Mientras tanto, el instinto y la negación bailan sin música, beben en copas que no contienen más que posos, con tal de no mirar el horizonte y percatarse del ocaso: «Pero Portugal ignoraba el apetito del monstruo. Se negaba a creer en los malos presagios»[1]SAINT-EXUPÉRY, Antoine. 2011. Carta a un rehén. Barcelona: Nortesur, p. 8, porque trazar días salpicados de incertidumbre y pérdida siempre resulta más desconcertante que refugiarse en la ilusión de la invulnerabilidad. Si no nos detuviéramos en la espera, quizás podríamos adelantarnos al duelo y evitar ciertos desastres, pues las señales de alarma y el olor a humo siempre se originan antes que la gran catástrofe.
Por otro lado, duele la laceración de la planta arrancada, cuyas raíces quedan en la tierra y uno –con suerte- recuperará tarde y mal, cuando ya no sepa ni quién es, ni si debe volver. En condición de exiliado, emigrante o refugiado, mendigando migajas de identidad, la población se enfrenta a la difícil tarea de aferrarse con empeño a algún significado, aunque sea apelando al estribillo de «Sabe, yo soy fulano de tal –decían-, soy de la ciudad de… amigo de… ¿lo conoce usted?».[2]Ibíd., p. 14 Desde que abandonan su país están emprendiendo la vuelta a casa, buscando un futuro donde ya sólo hallan pasado.
¿Qué han hecho e hicieron los que, desahuciados, renunciaron a su casa, a sus amigos y a las luces de su ciudad? Pensaron, hablaron, creyeron o apoyaron alguna idea o causa; a veces, ni siquiera eso. ¿Qué etiqueta insoportable los derrotó? Realmente, cualquier pretexto es bueno para ser «perseguido por comunista, o por trotskista, o por católico, o por judío».[3]Ibíd., p. 30 Tal y como expone el autor, aquel que sólo tolera a su semejante, simplemente se está respetando a sí mismo. Rechaza a todo aquel que no encaja en sus estructuras mentales, por llevarle la contraria, aportar otros argumentos o ser diferente en algún sentido; mutila la creatividad y traza una línea recta sin posibilidades. El orden por el orden despedaza al hombre, alecciona a un ejército de hormigas o borregos que no ve más allá del cogote de su compañero.
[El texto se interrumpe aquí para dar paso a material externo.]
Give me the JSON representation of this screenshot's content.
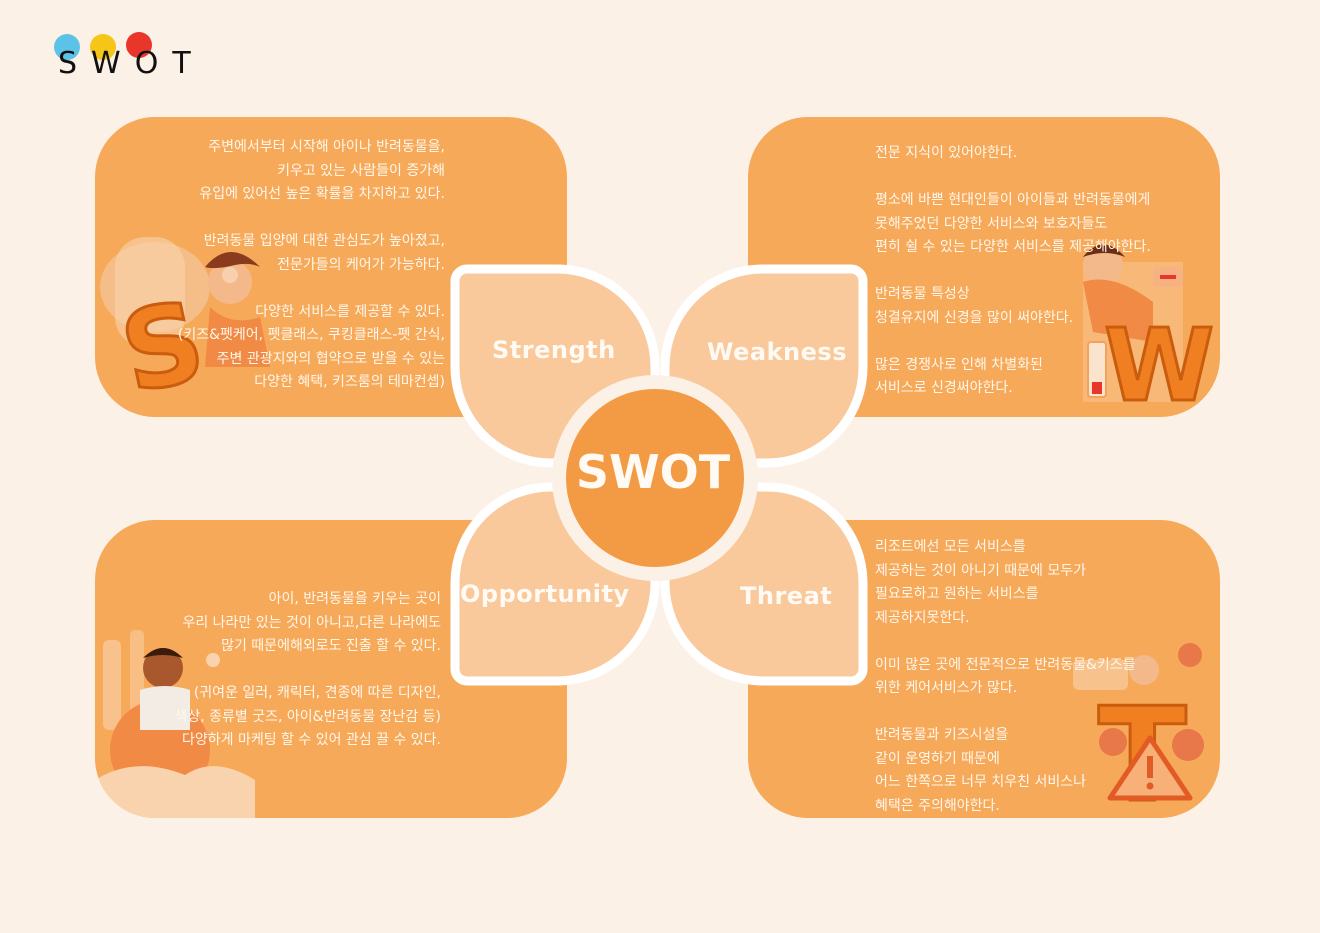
{
  "logo": {
    "text": "SWOT",
    "colors": [
      "#5bc3e8",
      "#f5c518",
      "#e8362b"
    ]
  },
  "center": {
    "title": "SWOT"
  },
  "petals": {
    "strength": "Strength",
    "weakness": "Weakness",
    "opportunity": "Opportunity",
    "threat": "Threat"
  },
  "cards": {
    "strength": "주변에서부터 시작해 아이나 반려동물을,\n키우고 있는 사람들이 증가해\n유입에 있어선 높은 확률을 차지하고 있다.\n\n반려동물 입양에 대한 관심도가 높아졌고,\n전문가들의 케어가 가능하다.\n\n다양한 서비스를 제공할 수 있다.\n(키즈&펫케어, 펫클래스, 쿠킹클래스-펫 간식,\n주변 관광지와의 협약으로 받을 수 있는\n다양한 혜택, 키즈룸의 테마컨셉)",
    "weakness": "전문 지식이 있어야한다.\n\n평소에 바쁜 현대인들이 아이들과 반려동물에게\n못해주었던 다양한 서비스와 보호자들도\n편히 쉴 수 있는 다양한 서비스를 제공해야한다.\n\n반려동물 특성상\n청결유지에 신경을 많이 써야한다.\n\n많은 경쟁사로 인해 차별화된\n서비스로 신경써야한다.",
    "opportunity": "아이, 반려동물을 키우는 곳이\n우리 나라만 있는 것이 아니고,다른 나라에도\n많기 때문에해외로도 진출 할 수 있다.\n\n(귀여운 일러, 캐릭터, 견종에 따른 디자인,\n색상, 종류별 굿즈, 아이&반려동물 장난감 등)\n다양하게 마케팅 할 수 있어 관심 끌 수 있다.",
    "threat": "리조트에선 모든 서비스를\n제공하는 것이 아니기 때문에 모두가\n필요로하고 원하는 서비스를\n제공하지못한다.\n\n이미 많은 곳에 전문적으로 반려동물&키즈를\n위한 케어서비스가 많다.\n\n반려동물과 키즈시설을\n같이 운영하기 때문에\n어느 한쪽으로 너무 치우친 서비스나\n혜택은 주의해야한다."
  },
  "letters": {
    "s": "S",
    "w": "W",
    "t": "T"
  },
  "theme": {
    "card": "#f7a95a",
    "petal": "#f9c99c",
    "petal_edge": "#ffffff",
    "center": "#f29a44",
    "background": "#fcf1e6"
  }
}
Bien es cierto que las civilizaciones se perpetúan por un proceso de endoculturación, donde las generaciones de más edad inculcan a las más jóvenes fórmulas y patrones tradicionales que, hasta ese momento, han funcionado; sin embargo, si esos modelos se reprodujeran tal cual, no sería posible la evolución humana. Deben existir el cambio, el cuestionamiento, el reciclaje continuo, la rebeldía y el inconformismo, para que el aire fresco depure errores, límites y la nueva savia regenere la especie. La verdad de mañana ha de nutrirse de lo pretérito y lo presente.
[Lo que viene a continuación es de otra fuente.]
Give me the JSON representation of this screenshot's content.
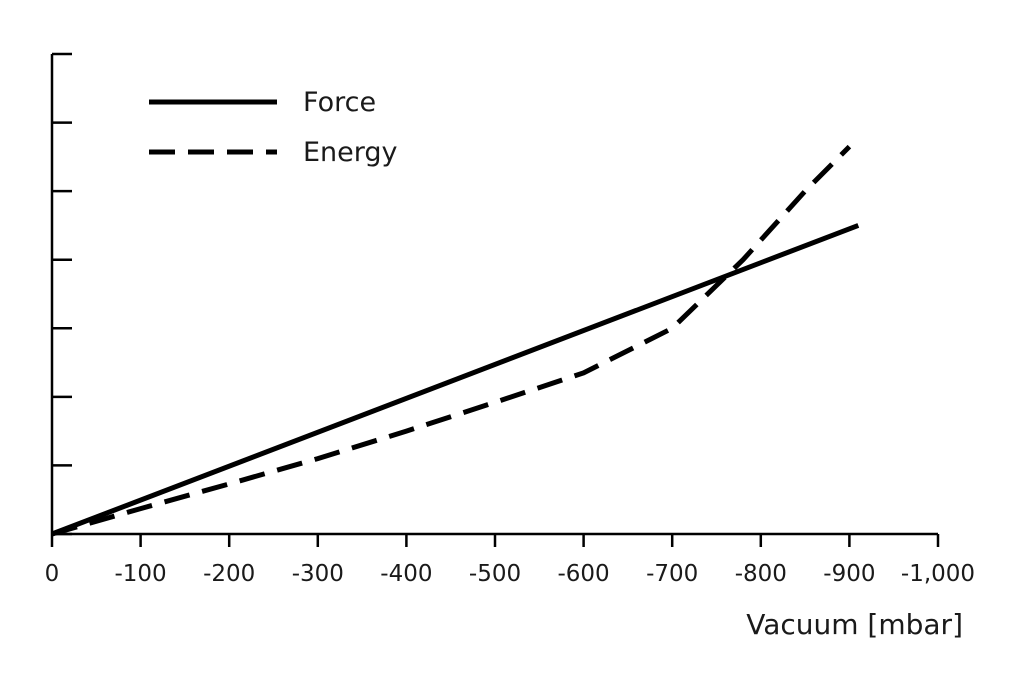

Saint-Exupéry sintetiza la generosidad y la belleza humana en un simple gesto: la sonrisa.
Hay quien afirma que algunos vienen al mundo con el mal entrelazado en las entrañas y que es inútil intentar extirparlo. Sin embargo, puede que nuestra moneda tenga dos caras y que seamos nosotros mismos quienes elijamos aquella que nos gusta más. ¿Podríamos todos –sin excepción- llegar a convertirnos en un monstruo sin sentimientos? Nosotros, que condenamos las guerras, las matanzas en las escuelas por fanáticos indeseables y las violaciones a mujeres y niños en Siria… ¿podríamos? Me atrevo a decir que sí, a riesgo de que me tachen de insensata y agorera.
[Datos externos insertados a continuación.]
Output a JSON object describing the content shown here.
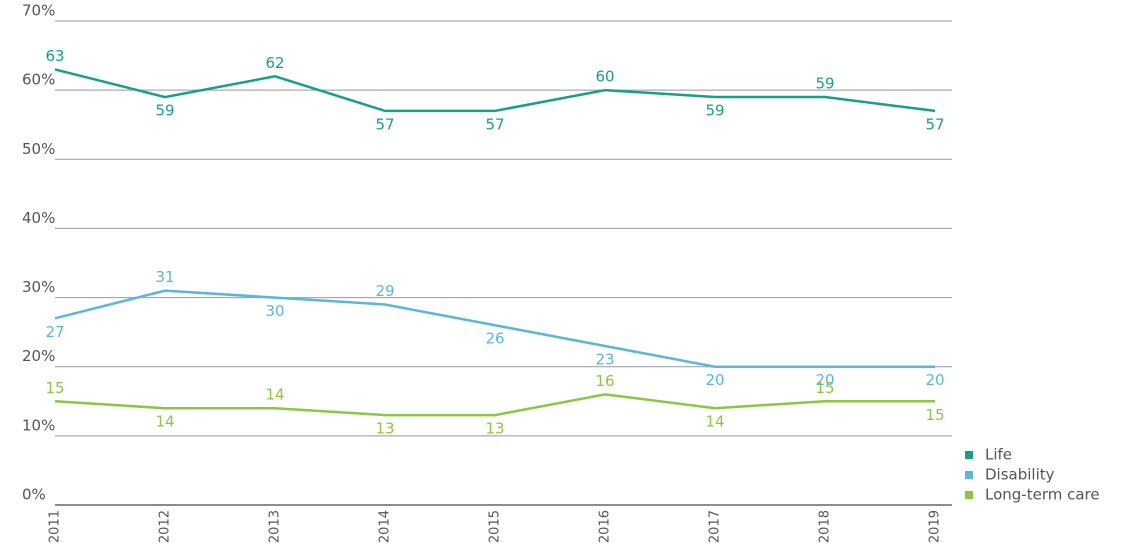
{
  "chart_data": {
    "type": "line",
    "categories": [
      "2011",
      "2012",
      "2013",
      "2014",
      "2015",
      "2016",
      "2017",
      "2018",
      "2019"
    ],
    "series": [
      {
        "name": "Life",
        "color": "#16a08a",
        "values": [
          63,
          59,
          62,
          57,
          57,
          60,
          59,
          59,
          57
        ]
      },
      {
        "name": "Disability",
        "color": "#5ab7d9",
        "values": [
          27,
          31,
          30,
          29,
          26,
          23,
          20,
          20,
          20
        ]
      },
      {
        "name": "Long-term care",
        "color": "#8dc63f",
        "values": [
          15,
          14,
          14,
          13,
          13,
          16,
          14,
          15,
          15
        ]
      }
    ],
    "ylim": [
      0,
      70
    ],
    "yticks": [
      {
        "value": 0,
        "label": "0%"
      },
      {
        "value": 10,
        "label": "10%"
      },
      {
        "value": 20,
        "label": "20%"
      },
      {
        "value": 30,
        "label": "30%"
      },
      {
        "value": 40,
        "label": "40%"
      },
      {
        "value": 50,
        "label": "50%"
      },
      {
        "value": 60,
        "label": "60%"
      },
      {
        "value": 70,
        "label": "70%"
      }
    ],
    "grid": true,
    "legend": "bottom-right"
  }
}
Del mismo modo, me reafirmo en la idea de que el ser humano es una fuente de generosidad, de belleza y de ayuda para con los demás. Saint-Exupéry lo sintetiza en un simple gesto: la sonrisa. Parece leve y puede pasar inadvertida, pero es un lenguaje universal, capaz de destensar, aclarar y volver cómplices a dos seres que se encuentren en polos opuestos, porque «¡Qué poco ruido hacen los milagros verdaderos!, ¡Qué simples son los acontecimientos esenciales!».[4]Ibíd., p. 27
«Si el viajero que atraviesa su montaña en dirección a una estrella se deja absorber demasiado por los problemas de la escalada, puede llegar a olvidar cuál es la estrella que le guía».[5]Ibíd., p. 45 Si cada uno llevamos un camino, es lícito luchar por él y estar en desacuerdo con la senda que otros escogen, pero sólo el respeto y la tolerancia pueden fundar un sistema verdaderamente sostenible, donde quepamos todos y nadie tenga que renunciar a su estrella.